Neve in Alto Adige. Fonte: Ansa

La neve che in queste ore sta cadendo intensamente in Alto Adige sta causando la chiusura di strade. Trafoi attualmente risulta isolata, come anche la Val Martello da Ganda, la Val Senales da Certosa, la val Ridanna da Stanghe e la val Casies da Tesido. Risulta bloccata la statale della Pusteria tra Versciaco e Prato alla Drava e l’Alemagna tra Dobbiaco e Cima Banche. In Val d’Ega, a causa del rischio troppo elevato, sono stati interrotti i lavori di recupero di alberi caduti.

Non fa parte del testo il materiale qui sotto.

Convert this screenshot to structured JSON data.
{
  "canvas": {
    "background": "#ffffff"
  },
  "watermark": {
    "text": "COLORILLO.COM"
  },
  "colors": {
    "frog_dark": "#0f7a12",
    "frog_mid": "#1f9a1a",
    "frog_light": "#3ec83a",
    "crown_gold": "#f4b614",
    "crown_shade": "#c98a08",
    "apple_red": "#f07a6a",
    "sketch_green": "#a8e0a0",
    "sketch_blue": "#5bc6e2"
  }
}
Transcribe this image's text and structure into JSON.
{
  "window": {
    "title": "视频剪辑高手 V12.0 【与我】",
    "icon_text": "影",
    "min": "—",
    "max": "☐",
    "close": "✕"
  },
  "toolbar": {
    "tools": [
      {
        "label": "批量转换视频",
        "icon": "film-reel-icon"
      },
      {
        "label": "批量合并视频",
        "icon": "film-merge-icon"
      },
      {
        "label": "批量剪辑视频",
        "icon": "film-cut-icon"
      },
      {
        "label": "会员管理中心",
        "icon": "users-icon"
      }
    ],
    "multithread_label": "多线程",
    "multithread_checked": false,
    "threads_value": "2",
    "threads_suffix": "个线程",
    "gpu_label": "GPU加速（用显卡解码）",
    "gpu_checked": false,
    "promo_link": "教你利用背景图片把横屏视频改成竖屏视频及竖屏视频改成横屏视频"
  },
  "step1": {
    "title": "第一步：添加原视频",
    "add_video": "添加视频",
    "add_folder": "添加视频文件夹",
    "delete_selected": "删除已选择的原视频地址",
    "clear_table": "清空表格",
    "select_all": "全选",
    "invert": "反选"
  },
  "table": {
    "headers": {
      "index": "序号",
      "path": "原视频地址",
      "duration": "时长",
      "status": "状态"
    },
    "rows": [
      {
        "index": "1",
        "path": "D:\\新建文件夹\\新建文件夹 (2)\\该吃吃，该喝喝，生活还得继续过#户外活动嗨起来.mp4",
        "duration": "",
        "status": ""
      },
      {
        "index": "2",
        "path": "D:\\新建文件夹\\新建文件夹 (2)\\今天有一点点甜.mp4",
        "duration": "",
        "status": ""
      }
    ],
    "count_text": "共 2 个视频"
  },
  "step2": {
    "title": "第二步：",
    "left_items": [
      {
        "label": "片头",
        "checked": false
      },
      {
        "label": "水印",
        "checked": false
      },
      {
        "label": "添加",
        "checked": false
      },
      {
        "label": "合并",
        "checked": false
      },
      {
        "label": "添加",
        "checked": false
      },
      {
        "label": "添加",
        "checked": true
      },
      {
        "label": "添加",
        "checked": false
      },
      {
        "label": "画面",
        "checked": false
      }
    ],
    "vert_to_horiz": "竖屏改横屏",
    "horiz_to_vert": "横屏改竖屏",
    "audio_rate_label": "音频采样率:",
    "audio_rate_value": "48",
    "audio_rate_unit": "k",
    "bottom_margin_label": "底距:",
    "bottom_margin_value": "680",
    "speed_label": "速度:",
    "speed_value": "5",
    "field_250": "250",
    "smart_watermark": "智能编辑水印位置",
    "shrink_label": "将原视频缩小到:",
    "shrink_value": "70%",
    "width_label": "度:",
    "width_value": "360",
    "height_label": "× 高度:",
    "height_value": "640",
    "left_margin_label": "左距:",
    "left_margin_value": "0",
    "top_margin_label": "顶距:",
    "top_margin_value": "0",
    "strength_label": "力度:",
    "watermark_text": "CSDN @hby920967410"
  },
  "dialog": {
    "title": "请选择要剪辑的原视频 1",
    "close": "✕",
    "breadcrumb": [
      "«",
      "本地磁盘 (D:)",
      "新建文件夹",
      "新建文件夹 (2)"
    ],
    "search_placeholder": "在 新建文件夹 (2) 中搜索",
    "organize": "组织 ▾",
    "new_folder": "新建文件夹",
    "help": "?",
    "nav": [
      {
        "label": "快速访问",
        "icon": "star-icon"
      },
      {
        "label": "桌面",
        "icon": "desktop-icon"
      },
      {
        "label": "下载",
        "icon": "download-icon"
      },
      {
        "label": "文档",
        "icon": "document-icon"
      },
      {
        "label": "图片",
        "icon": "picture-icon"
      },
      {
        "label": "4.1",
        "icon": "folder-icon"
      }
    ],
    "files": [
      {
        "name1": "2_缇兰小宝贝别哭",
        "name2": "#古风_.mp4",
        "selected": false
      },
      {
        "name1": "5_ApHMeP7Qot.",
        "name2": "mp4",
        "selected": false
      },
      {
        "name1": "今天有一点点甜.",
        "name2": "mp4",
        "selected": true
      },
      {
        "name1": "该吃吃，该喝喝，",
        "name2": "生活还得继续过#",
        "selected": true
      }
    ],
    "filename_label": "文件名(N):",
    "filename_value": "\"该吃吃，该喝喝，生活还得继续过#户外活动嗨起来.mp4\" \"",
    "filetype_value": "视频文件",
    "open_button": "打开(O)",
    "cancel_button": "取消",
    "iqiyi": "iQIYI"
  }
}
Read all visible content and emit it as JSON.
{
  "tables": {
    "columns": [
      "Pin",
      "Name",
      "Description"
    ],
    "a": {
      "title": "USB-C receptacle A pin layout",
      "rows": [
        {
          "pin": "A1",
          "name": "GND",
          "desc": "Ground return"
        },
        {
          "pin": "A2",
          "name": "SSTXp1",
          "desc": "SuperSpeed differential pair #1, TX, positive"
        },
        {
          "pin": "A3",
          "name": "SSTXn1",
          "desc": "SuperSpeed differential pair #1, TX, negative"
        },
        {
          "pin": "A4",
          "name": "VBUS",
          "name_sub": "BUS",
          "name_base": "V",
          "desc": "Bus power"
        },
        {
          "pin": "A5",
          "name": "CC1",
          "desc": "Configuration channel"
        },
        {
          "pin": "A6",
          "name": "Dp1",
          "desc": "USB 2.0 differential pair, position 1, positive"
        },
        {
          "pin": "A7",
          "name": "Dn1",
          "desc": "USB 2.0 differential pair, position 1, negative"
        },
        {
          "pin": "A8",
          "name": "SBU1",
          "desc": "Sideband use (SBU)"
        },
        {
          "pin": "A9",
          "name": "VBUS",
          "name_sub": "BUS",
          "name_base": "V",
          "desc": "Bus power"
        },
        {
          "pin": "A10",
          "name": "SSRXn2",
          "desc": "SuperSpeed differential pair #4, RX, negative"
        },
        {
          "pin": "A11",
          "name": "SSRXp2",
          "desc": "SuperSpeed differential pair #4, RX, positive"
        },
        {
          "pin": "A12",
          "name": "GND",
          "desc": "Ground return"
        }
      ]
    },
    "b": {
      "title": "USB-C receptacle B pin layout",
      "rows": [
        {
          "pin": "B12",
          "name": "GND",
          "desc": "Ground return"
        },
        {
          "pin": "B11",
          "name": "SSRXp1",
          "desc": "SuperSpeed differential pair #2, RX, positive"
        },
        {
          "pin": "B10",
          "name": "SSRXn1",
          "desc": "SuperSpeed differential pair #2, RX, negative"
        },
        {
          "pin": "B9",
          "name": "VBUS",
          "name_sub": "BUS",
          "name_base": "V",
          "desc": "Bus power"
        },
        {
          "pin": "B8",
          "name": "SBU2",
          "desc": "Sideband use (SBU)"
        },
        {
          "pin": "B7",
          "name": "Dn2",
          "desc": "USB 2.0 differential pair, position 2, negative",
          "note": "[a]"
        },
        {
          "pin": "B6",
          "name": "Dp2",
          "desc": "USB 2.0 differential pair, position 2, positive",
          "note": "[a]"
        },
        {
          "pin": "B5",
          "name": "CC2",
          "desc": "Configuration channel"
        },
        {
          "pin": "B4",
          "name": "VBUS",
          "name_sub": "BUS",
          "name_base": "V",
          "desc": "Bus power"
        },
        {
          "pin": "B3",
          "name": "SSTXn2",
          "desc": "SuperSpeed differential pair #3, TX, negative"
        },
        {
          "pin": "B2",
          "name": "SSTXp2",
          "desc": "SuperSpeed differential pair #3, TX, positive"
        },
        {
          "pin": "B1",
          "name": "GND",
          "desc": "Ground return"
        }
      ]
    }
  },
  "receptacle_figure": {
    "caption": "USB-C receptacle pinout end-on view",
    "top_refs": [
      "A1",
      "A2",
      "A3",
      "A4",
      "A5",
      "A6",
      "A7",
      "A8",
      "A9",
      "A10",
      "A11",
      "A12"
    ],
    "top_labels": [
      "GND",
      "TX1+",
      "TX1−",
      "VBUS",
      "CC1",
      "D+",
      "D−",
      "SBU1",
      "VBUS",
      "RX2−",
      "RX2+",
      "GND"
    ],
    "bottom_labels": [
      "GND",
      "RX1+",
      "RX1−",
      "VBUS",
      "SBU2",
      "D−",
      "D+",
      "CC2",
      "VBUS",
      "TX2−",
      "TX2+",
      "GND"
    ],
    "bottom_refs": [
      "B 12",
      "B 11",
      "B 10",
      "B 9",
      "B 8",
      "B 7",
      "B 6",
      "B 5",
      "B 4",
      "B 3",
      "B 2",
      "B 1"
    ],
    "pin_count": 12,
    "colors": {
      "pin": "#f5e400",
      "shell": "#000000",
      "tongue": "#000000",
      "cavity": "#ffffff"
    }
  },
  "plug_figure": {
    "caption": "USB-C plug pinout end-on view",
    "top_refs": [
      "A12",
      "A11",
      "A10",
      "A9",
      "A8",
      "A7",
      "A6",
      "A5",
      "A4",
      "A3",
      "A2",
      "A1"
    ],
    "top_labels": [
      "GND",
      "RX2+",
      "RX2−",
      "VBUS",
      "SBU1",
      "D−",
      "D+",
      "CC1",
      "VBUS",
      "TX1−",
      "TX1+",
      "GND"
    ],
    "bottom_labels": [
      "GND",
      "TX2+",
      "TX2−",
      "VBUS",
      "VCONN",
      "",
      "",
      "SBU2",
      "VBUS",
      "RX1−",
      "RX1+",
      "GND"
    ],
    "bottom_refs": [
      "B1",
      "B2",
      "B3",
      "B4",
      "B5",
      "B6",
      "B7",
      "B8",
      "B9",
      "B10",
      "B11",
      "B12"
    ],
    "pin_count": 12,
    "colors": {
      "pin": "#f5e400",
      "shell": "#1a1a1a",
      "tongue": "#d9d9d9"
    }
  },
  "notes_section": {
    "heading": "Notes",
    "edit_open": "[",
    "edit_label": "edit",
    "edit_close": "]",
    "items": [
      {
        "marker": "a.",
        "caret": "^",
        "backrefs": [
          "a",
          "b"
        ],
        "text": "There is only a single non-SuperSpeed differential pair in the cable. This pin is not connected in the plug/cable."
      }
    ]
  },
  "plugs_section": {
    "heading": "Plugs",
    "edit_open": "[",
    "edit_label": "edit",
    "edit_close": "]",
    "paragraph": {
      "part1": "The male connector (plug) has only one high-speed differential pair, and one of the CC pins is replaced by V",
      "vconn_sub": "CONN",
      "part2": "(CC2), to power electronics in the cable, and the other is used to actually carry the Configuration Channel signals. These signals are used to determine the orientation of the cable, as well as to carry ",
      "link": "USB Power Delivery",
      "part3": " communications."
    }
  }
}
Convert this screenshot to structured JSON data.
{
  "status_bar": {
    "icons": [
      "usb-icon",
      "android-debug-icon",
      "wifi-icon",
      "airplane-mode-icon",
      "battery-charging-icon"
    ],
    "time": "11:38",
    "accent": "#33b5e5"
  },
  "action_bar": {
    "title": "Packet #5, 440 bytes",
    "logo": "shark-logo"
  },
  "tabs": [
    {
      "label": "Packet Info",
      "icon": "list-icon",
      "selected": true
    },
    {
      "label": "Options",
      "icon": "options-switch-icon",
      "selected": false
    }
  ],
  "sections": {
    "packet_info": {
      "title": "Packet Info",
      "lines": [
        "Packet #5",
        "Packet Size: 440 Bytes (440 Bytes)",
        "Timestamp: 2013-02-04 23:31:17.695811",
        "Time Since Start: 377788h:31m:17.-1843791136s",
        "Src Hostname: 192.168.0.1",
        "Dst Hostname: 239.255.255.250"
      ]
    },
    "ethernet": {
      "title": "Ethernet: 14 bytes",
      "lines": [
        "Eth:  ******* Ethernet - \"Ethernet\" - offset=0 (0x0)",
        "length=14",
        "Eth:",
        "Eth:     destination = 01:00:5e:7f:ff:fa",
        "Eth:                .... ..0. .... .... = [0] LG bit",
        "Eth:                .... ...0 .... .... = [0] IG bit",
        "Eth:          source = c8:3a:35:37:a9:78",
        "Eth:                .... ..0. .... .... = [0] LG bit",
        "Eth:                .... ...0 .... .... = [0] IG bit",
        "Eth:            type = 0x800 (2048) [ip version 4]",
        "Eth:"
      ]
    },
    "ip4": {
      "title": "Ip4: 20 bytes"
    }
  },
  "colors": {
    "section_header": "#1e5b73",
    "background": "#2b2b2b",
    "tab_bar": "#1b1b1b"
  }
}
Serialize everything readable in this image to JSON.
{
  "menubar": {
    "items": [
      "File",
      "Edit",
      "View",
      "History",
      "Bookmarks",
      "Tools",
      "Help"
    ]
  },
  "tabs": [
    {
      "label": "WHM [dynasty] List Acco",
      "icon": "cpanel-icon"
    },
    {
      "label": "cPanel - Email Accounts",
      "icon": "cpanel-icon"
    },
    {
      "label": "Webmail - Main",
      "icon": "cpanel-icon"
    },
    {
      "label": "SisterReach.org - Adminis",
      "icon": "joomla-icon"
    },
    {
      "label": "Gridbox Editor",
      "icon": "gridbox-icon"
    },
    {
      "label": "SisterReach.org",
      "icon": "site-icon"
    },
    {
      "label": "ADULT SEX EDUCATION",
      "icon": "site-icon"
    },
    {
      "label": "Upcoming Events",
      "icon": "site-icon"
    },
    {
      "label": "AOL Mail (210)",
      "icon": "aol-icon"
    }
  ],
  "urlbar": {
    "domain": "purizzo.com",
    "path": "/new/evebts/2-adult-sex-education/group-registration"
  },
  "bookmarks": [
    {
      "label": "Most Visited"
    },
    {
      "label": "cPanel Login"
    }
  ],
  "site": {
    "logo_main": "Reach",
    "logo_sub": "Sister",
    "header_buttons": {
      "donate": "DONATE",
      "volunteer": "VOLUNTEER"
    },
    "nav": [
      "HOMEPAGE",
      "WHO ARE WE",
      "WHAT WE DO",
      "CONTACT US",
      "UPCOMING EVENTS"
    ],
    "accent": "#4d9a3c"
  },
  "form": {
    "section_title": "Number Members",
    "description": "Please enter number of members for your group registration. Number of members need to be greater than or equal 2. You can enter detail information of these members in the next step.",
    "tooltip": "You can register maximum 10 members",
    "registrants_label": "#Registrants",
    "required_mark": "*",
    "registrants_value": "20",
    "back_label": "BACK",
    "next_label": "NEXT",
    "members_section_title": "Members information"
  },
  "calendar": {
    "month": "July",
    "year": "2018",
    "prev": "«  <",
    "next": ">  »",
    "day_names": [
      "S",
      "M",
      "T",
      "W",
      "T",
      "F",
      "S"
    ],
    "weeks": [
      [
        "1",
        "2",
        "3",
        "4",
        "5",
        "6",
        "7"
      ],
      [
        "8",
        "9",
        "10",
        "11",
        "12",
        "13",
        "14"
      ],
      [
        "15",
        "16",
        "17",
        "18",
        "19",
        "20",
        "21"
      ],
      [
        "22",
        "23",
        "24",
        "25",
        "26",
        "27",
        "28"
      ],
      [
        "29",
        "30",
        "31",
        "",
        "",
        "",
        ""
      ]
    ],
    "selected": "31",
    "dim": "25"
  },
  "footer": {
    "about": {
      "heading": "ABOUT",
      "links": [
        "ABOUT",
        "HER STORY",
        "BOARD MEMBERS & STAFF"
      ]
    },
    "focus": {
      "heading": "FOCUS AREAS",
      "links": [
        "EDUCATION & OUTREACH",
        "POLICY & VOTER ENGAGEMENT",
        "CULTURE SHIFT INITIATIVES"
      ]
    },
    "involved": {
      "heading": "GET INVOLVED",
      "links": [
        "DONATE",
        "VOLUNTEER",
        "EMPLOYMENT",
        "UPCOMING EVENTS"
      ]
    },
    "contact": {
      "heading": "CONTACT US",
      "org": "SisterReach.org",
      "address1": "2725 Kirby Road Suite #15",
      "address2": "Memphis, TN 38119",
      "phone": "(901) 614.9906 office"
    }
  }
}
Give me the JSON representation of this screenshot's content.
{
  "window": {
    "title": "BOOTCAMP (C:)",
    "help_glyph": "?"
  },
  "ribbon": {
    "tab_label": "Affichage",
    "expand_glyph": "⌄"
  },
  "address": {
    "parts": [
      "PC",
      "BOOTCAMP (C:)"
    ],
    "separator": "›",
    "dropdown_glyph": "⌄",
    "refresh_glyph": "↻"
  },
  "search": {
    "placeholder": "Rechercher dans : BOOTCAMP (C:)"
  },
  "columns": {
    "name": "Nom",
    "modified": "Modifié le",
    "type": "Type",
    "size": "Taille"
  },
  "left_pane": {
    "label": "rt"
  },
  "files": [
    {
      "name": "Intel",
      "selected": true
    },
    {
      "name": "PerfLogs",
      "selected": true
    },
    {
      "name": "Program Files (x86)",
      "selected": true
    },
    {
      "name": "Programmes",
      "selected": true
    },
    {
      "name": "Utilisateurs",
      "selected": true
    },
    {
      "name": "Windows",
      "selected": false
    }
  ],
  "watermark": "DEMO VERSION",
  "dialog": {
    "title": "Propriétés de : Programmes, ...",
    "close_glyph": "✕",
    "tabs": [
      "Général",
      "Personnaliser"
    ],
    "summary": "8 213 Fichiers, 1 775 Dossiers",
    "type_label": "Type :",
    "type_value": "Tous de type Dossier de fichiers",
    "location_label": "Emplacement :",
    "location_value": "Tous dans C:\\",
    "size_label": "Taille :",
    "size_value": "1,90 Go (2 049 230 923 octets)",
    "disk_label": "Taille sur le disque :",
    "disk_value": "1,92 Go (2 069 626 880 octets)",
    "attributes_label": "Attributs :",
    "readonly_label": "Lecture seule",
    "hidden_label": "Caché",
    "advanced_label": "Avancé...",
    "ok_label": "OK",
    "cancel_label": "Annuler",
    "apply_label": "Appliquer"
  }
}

Fonte: Ansa, 15 novembre 2019

Allerta rossa in alcuni settori del Veneto. Criticità in altre regioni

Dal comunicato emesso dalla Protezione Civile, ieri 14 novembre:

“Sulla base dei fenomeni previsti e in atto è stata valutata per la giornata di domani, venerdì 15 novembre, allerta rossa in alcuni settori del Veneto. Valutata allerta arancione sulla Provincia Autonoma di Bolzano, su parte del Friuli Venezia Giulia e su gran parte dei territori di Veneto, Liguria e Toscana. Valutata, infine, allerta gialla su Lazio, Abruzzo, Marche, Umbria, Molise, su gran parte dell’Emilia-Romagna, su parte della Lombardia e sui settori rimanenti di Friuli Venezia Giulia, Toscana, Veneto e Liguria”

Il quadro meteorologico e delle criticità previste sull’Italia è aggiornato quotidianamente in base alle nuove previsioni e all’evolversi dei fenomeni, ed è disponibile sul sito del Dipartimento della Protezione Civile (www.protezionecivile.gov.it), insieme alle norme generali di comportamento da tenere in caso di maltempo.